Although acute kidney injury in patients with renal infarction is not uncommon, especially in patients with BRI, dialysis is required only in 11% of patients with unilateral infarction15. Thus, we could not affirm that our patient’s acute kidney injury was exclusively associated with renal infarction because it can be multifactorial20. The incidence of acute kidney injury in patients with severe COVID-19 infection varies between 19 to 36% and the dialysis requirement in these patients varies between 13 to 14%6 , 7. In our patient, factors such as effect of radiocontrast, shock, and dehydration from diabetic ketoacidosis are likely to have contributed to acute kidney injury.

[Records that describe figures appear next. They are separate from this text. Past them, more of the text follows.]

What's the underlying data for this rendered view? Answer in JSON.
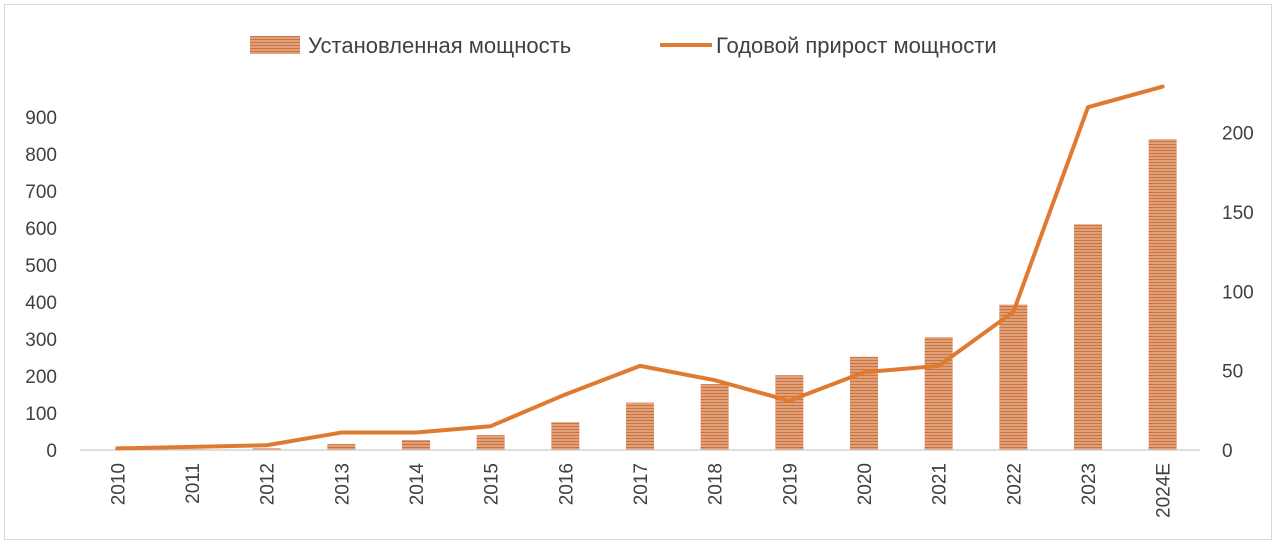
{
  "chart_data": {
    "type": "bar",
    "categories": [
      "2010",
      "2011",
      "2012",
      "2013",
      "2014",
      "2015",
      "2016",
      "2017",
      "2018",
      "2019",
      "2020",
      "2021",
      "2022",
      "2023",
      "2024E"
    ],
    "series": [
      {
        "name": "Установленная мощность",
        "type": "bar",
        "axis": "left",
        "color": "#d9875a",
        "values": [
          1,
          2,
          5,
          16,
          27,
          40,
          75,
          128,
          178,
          202,
          252,
          305,
          393,
          610,
          840
        ]
      },
      {
        "name": "Годовой прирост мощности",
        "type": "line",
        "axis": "right",
        "color": "#e07a30",
        "values": [
          1,
          2,
          3,
          11,
          11,
          15,
          35,
          53,
          44,
          31,
          49,
          53,
          87,
          216,
          229
        ]
      }
    ],
    "y_left": {
      "min": 0,
      "max": 900,
      "ticks": [
        "0",
        "100",
        "200",
        "300",
        "400",
        "500",
        "600",
        "700",
        "800",
        "900"
      ]
    },
    "y_right": {
      "min": 0,
      "max": 230,
      "ticks": [
        "0",
        "50",
        "100",
        "150",
        "200"
      ]
    },
    "legend_position": "top",
    "grid": false
  }
}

Although not all tests were completed for the diagnosis of other causes of renal infarction, such as screening for sickle cell and genetic origin, these represent < 7% of causes15. Because of the described thromboembolic events in patients with COVID-19 infection, we hypothesized that this may be the most likely cause, which is supported by suggestive findings in necropsy of patients with severe COVID-19 infection11. Although the causes of this association are not entirely clear, it has been suggested that renal infarction may be associated with the direct cytopathic effect of the virus on endothelial cells, the presence of proinflammatory cytokines that stimulate the expression of tissue factors, or the formation of antiphospholipid antibodies21 , 22. Because the manifestations of a renal infarction could be subclinical, the diagnosis could be incidental and underestimated. Although there are no studies evaluating the effect of anticoagulation in patients with renal infarction, the possibility of the condition should be considered23.
In conclusion, we present the first case of BRI found incidentally in a patient with acute kidney injury and severe COVID-19 infection. The possibility of renal infarction in such cases should be considered given the need to start anticoagulation as a therapeutic measure.